Preface

This book is a Festschrift for Robert Craig Brown. It sprang from two relatively simple ideas: first, that a book on Canada and the Great War would be a fitting tribute to a historian who has contributed so much to our present understanding of that experience and, second, that such a book could make a contribution to the on-going re-examination of Canada’s experiences during the First World War. It has been a quarter of a century since Craig Brown and Ramsay Cook’s Canada: A Nation Transformed first appeared, and since that time a new generation of historians and scholars has examined and challenged the way we think about the Great War. New territory has been explored and new questions have been asked about the past, and we believe that the time is right to bring together a collection of essays on Canada and the Great War that reflects the changing times. We all agreed that this is the best way to honour Craig and to acknowledge his contribution to the study of Canadian history.

We are taking a different approach to the Festschrift. Rather than the usual collection of disparate essays, in Canada and the Great War each author was assigned a specific topic on Canada and the war and given enough freedom to explore what he or she believes to be important for the subject. Together, the chapters constitute a broad history of Canada’s experience in the First World War while honouring someone who has made a significant contribution to the study of history in Canada. The fifteen authors represent a cross-section of Craig’s friends, colleagues, contemporaries, and former students.

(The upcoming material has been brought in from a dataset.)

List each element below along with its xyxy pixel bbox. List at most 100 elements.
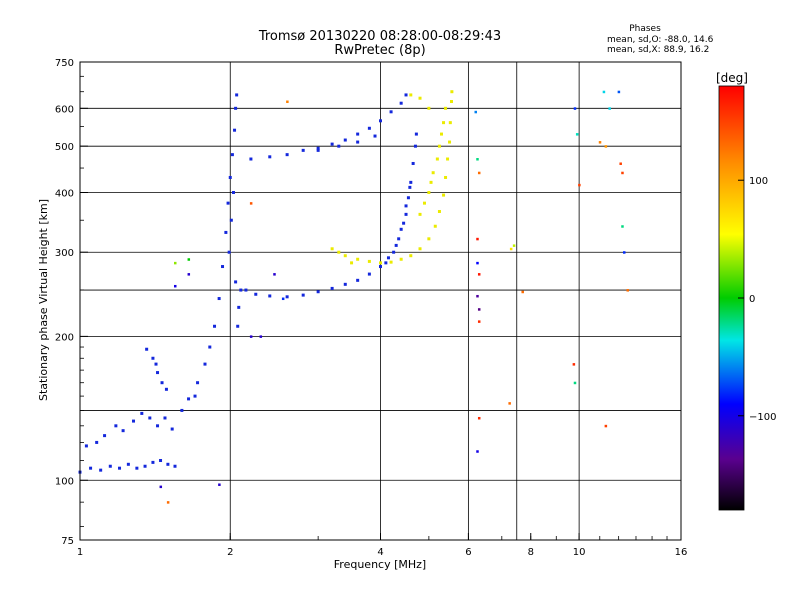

As individuals they have won virtually every major regional, national, academic, and non-academic book prize, and together they represent the leading scholars on Canada and the Great War, a subject that was, and still is, the focus for much of Craig Brown’s scholarship. These authors were selected because of their scholarship as historians and as specialists in the field and, by focusing on one subject of broad interest to Canadians, we hope to have produced a book with a longer shelf life than the usual Festschrift.

The different contributors to this book examine how Canadians experienced the Great War and how their experiences were shaped by region, politics, economics, gender, class, ethnicity, and nationalism. In different ways the writers look at the impact of the war on Canadians, at the tensions and fractures in Canadian society, at the upheaval and death, and at the way some attitudes and perceptions about the country changed while others remained the same.

Many people need to be thanked for their help in seeing this book through to publication. First, I must thank all of the contributors for devoting so much time and effort to their chapters over the past few years. In particular, I would like to thank Donald Avery for agreeing to contribute a chapter on western Canada to this project at the last minute. On very short notice, Don graciously agreed to take a chapter from his book Dangerous Foreigners and to update, revise, and shape it into a new chapter that fits so well into this volume.

Len Husband, of the University of Toronto Press, has guided this book through the various stages of publication, and this final product would not have been possible without his effort and his support. For that I am most grateful. Thanks also to Jill McConkey of the University of Toronto Press for her help at the beginning of this project. I would also like to thank Frances Mundy of the University of Toronto Press, Catherine Frost for copy-editing the manuscript, and Anita Levin for her work in preparing the index. This work has been supported in part by a manuscript preparation grant from Ryerson University.

My friends Patrice Dutil and Paul Litt, who evolved as advisers and contributors, provided feedback and humour over the duration of this project. They were always forthcoming with their views, and their support made the work that much easier – although our discussions of things historical can hardly be called work. Finally, I would like to thank my wife, Terry, and daughters, Claire and Beth, for their help, patience, and advice as this project evolved slowly from a nice idea into this book.